1. Uygunluk kriteri: ‘Birbirimize ailevi-mesleki-eğitim yönlerinden o kadar uyuyorduk ki…’ diye düşünen bir kişi (veya çift), ilişkinin ayrıntılarında gizlenen ve ilişkiyi arada bırakan özellikleri azımsayabilir. Karşılıklı uygunluk düzeyinin fazla olmasına rağmen taşlar bir türlü yerine oturmuyorsa, aslında önemli olan ancak önemsizleştirmeye çalışılan ayrıntılar, alttan alta o ilişkinin temellerini çürütebilir. Bu ayrıntılar, çift arasında açıklıkla ele alınmalıdır.

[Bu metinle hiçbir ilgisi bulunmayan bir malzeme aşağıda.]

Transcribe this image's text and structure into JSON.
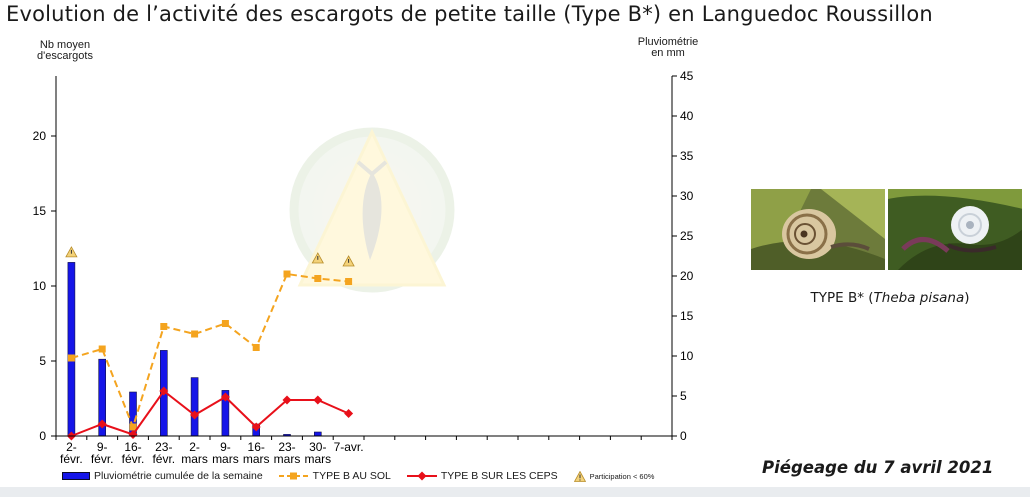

2. ‘O benim kısmetim’ kodlaması: Kişiler kendi beklentilerini, duygularını, değer yargılarını azımsayıp, sihirli bir zaman diliminde karşılarına çıkan kişinin ‘O’ olduğu düşüncesine saplanırlarsa, arada kalmış bir ilişkiyi sürdürmekte ısrar edebilirler. O ilişkiyi duygusal yakınlık hissi, değer yargılarındaki uyuşma gibi konularında değerlendirmeden, sadece ‘Tam da beklediğim zamanda karşıma çıktı, yaşım ilerlemeden zaman kaybetmeyeyim’ düşüncesine dayanılırsa, iteklenen bir ilişkide daha fazla zaman kaybedilir.
3. ‘Ben bırakmam, o bıraksın’ kodlaması: Arada kalmış bir ilişkide, beğeni düzeyi daha az olan kişi, karşı tarafın ilgisine alışıyorsa ve bundan bir tür ego tatmini yaşıyorsa, ilişkiyi akışına bırakarak ‘Ben bırakmam, ne olursa zamanı gelince olur’ diyebilir. Kadınlarda daha sıklıkla gözlenen, ‘Kadın erkeği bırakırsa gelecekte yalnız kalır ve bu yalnızlık onun suçu olur’ kültürel bir kodlamadır. Bu, arada kalındığı bilinen bir ilişkinin ısrarla sürdürülmesine yol açabilir.
4. Duygusal olgunlaşmanın yetersizliği: Duyguların yeterince olgunlaşmadığı durumlarda, karşımızdaki kişinin bize nasıl davrandığı, bizim ona hangi duyguları niye hissettiğimiz gibi konuları derinlemesine irdelemeyiz. Onun görüntüsünü beğenmiş olabilirin ve hissettiğin tutku duygusunu aşk olarak yorumlayarak, sana olan duygu ve davranışlarındaki kopuklukları görmezden gelmeye çalışabilirsin. Sevgi, aşk, beğeni, değer yargıları konularında duygusal olarak olgunlaşmamız ilerledikçe ve kişisel senaryolarımızın farkına vardıkça, duygusal ilişkilerde bu tür takılmalar yaşama olasılığımız azalır.
5. Kişisel senaryolar: Kişinin, yeterince motive olamadığı bir ilişkiden çıkamaması ‘Kendini feda et ama başkalarını asla üzme’ şeklinde gelişmiş kişisel senaryosuyla ilişkili olabilir. Kurtarıcı rolünü, farkında olmadan benimsemesi de, diğer olasılıktır. Karşı tarafın ilgisinin yetersiz olduğunu hissetmesine karşın o ilişkiyi ısrarla sürdüren bir başka kişi ise, ‘Benim bir ilişkide o kadar da mutlu olmama gerek yok’ gibi bir kişisel senaryoda takılmış olabilir. Bu kişinin duygusal ilişkilerinde kendini tanımladığı rol ‘Kurban modeli’ olabilir. Erken yaşlarda ciddi ayrılıklar yaşamış olanlar veya ebeveynleriyle bağımlılık ilişkileri sürenler de arada kalmış ilişkilerden kopmakta zorlanabilirler.
Ne yapmalı?
İlişkinizin arada kalmış olup olmadığını anlamak, zamanla veya ani gelişen olaylarla duyguların netleşmesi ile gerçekleşebilir. İlişkinin bütününü ve ilişkilerdeki benzer tutumlarını değerlendirmek için psikoterapiden faydalanabileceğin gibi, ‘Gerçekten onu mu istiyorum? Bu ilişkiyi sürdürmeyi bir başarı olarak kabul edip hırs haline mi getirdim? Yoksa yalnız kalmaktan mı korkuyorum?’ gibi sorulara cevap aramak işe yarayabilir.